ZACATECAS.– La Fiscalía General de Justicia del Estado (FGJE) de Zacatecas dio a conocer avances en la investigación del asesinato de Aída Karina Juárez Jacobo, madre buscadora, y la desaparición de su hija Goretty Guadalupe. Las primeras indagatorias apuntan a posibles vínculos con redes de trata de personas y venta de drogas, según explicó el titular de la FGJE, Cristian Paul Camacho Osnaya.
OPERATIVOS Y DETENCIONES
Tras recabar entrevistas, denuncias y otras evidencias, la Fiscalía ejecutó seis cateos simultáneos en distintos inmuebles localizados en Guadalupe y Trancoso. Estas diligencias permitieron la detención de dos personas, vinculadas ya a proceso por los delitos relacionados con el caso. La investigación continúa abierta, ya que no se descarta la participación de otros posibles responsables.
Durante los operativos, las autoridades también aseguraron un vehículo relacionado con los hechos, como parte del seguimiento de las pistas obtenidas durante las entrevistas y análisis de evidencia.
PROTOCOLO DE PROTECCIÓN PARA MADRES BUSCADORAS
Por tratarse de una defensora de derechos humanos, la FGJE activó un protocolo especial de protección para madres buscadoras, una medida prevista para garantizar la seguridad de quienes arriesgan su vida buscando a familiares desaparecidos.
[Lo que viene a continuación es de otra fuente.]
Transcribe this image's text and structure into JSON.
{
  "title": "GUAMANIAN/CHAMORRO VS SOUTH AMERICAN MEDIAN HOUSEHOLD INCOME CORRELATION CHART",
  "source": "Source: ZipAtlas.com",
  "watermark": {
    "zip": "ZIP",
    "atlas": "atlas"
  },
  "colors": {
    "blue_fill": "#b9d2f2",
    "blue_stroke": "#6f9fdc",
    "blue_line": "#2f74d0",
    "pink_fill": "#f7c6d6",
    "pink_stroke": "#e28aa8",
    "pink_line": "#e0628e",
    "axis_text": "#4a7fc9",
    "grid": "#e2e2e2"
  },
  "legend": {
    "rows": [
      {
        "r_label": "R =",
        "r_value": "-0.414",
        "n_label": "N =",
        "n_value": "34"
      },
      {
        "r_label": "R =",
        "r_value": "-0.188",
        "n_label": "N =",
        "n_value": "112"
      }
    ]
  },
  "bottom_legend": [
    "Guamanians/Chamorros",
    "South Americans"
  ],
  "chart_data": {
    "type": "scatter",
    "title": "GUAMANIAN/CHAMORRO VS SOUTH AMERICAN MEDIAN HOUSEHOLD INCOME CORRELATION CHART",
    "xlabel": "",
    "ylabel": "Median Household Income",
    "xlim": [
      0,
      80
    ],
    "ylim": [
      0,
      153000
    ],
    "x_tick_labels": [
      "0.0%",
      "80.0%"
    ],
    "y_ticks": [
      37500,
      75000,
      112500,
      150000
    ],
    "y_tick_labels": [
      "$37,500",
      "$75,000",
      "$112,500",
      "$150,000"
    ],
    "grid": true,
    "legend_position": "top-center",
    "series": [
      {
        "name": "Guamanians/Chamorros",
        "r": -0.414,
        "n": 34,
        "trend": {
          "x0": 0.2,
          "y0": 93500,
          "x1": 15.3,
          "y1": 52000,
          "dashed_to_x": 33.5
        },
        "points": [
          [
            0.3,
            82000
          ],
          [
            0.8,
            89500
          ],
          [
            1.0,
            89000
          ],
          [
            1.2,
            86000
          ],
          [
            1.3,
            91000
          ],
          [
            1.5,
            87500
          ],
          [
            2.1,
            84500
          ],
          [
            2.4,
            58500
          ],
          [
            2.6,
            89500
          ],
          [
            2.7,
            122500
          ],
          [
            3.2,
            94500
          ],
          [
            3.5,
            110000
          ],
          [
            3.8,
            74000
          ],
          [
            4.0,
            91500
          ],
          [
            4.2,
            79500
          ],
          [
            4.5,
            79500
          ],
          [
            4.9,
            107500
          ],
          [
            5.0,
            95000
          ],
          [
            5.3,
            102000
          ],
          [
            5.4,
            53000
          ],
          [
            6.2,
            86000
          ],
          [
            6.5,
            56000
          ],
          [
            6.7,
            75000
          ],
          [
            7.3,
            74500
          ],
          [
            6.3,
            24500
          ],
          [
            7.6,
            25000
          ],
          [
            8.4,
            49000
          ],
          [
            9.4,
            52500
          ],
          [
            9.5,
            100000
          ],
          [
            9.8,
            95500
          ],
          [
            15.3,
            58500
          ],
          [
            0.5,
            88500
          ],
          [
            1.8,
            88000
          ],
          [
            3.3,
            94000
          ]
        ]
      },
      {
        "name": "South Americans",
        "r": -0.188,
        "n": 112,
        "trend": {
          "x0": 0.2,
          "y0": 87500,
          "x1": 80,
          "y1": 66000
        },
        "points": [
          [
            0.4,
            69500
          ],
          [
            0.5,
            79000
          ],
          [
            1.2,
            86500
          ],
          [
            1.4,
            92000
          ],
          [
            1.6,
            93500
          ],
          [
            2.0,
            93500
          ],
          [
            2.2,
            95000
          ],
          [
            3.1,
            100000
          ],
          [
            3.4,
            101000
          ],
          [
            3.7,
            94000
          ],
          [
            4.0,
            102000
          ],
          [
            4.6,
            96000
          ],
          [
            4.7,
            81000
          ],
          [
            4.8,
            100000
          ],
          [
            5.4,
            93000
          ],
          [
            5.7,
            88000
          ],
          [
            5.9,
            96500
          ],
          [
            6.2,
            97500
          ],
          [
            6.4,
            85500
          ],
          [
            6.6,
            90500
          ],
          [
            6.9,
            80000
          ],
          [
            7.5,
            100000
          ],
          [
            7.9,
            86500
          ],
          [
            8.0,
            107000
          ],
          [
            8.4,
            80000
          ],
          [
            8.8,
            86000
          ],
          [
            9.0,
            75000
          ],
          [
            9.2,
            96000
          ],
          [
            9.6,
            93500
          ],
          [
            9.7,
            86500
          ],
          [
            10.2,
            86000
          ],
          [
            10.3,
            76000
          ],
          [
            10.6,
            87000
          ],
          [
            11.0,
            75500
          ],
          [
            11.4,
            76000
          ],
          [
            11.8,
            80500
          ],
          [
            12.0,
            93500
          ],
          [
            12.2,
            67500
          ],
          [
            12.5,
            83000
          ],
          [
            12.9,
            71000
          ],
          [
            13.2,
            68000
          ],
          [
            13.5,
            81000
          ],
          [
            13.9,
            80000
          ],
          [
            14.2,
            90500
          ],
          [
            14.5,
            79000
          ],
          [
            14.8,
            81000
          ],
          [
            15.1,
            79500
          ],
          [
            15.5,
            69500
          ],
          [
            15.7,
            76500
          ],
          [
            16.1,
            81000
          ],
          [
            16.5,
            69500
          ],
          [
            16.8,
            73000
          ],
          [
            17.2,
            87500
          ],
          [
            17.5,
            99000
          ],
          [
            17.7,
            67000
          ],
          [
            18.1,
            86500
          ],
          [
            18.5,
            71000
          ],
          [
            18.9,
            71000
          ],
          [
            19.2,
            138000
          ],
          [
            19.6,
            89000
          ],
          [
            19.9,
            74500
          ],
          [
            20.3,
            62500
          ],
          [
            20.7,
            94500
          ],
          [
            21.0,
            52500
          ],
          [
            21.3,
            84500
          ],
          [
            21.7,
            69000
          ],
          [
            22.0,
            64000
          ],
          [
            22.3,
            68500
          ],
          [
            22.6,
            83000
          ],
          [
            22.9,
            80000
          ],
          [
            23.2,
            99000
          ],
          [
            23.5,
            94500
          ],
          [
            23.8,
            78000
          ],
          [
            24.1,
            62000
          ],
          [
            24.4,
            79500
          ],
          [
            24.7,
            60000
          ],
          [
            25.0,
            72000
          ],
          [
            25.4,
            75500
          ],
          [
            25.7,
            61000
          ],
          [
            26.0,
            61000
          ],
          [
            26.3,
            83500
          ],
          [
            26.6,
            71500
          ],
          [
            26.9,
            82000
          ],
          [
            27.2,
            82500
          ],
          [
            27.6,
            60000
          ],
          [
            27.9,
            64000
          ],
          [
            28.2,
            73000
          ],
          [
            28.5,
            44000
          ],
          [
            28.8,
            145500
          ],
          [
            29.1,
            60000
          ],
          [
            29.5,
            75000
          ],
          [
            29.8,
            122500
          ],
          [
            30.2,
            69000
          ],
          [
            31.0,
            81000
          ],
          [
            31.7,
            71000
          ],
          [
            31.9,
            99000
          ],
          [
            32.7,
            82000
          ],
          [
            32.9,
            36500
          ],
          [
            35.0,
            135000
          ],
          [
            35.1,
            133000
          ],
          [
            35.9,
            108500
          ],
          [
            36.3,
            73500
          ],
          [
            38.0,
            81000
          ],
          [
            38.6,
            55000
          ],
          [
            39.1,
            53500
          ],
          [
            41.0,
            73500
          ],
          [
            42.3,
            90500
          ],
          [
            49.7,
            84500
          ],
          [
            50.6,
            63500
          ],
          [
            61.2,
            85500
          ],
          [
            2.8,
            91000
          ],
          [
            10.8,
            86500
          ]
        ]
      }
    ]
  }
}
El caso fue notificado al Mecanismo de Protección de la Secretaría de Gobernación y a la Organización de las Naciones Unidas (ONU), con el fin de implementar medidas adicionales que prevengan nuevos ataques.
VIOLENCIA Y RIESGOS PARA MADRES BUSCADORAS
El asesinato de Aída Karina y la desaparición de su hija se suman a un patrón preocupante de violencia contra madres buscadoras en México, un fenómeno que ha sido documentado por organismos nacionales e internacionales. Estas mujeres, muchas veces víctimas de amenazas y agresiones, se enfrentan a redes criminales bien organizadas mientras luchan por visibilizar la desaparición de sus seres queridos y exigir justicia.
En Zacatecas, el contexto de violencia ha ido en aumento, especialmente en zonas donde operan grupos delictivos vinculados al narcotráfico y la trata de personas. Esta realidad complica la labor de las madres buscadoras, quienes no solo enfrentan la pérdida de sus familiares, sino también riesgos directos a su seguridad personal.
COMPROMISO DE INVESTIGACIÓN
El fiscal Camacho Osnaya subrayó que la FGJE mantendrá la investigación abierta hasta esclarecer los hechos y determinar responsabilidades, asegurando que la ley se aplicará sin distinción. La dependencia también ha reiterado su compromiso de fortalecer los protocolos de protección para quienes defienden los derechos humanos, en un esfuerzo por mitigar la vulnerabilidad de las madres buscadoras en la entidad.
EL RETO DE LA JUSTICIA EN MEXICO
Este caso pone de relieve la complejidad de la violencia y la impunidad en México, donde madres y familiares de desaparecidos deben enfrentar no solo el dolor de la pérdida, sino la falta de mecanismos eficientes de investigación. La coordinación entre autoridades locales, federales y organismos internacionales se vuelve esencial para garantizar justicia y evitar que este tipo de crímenes queden sin resolver.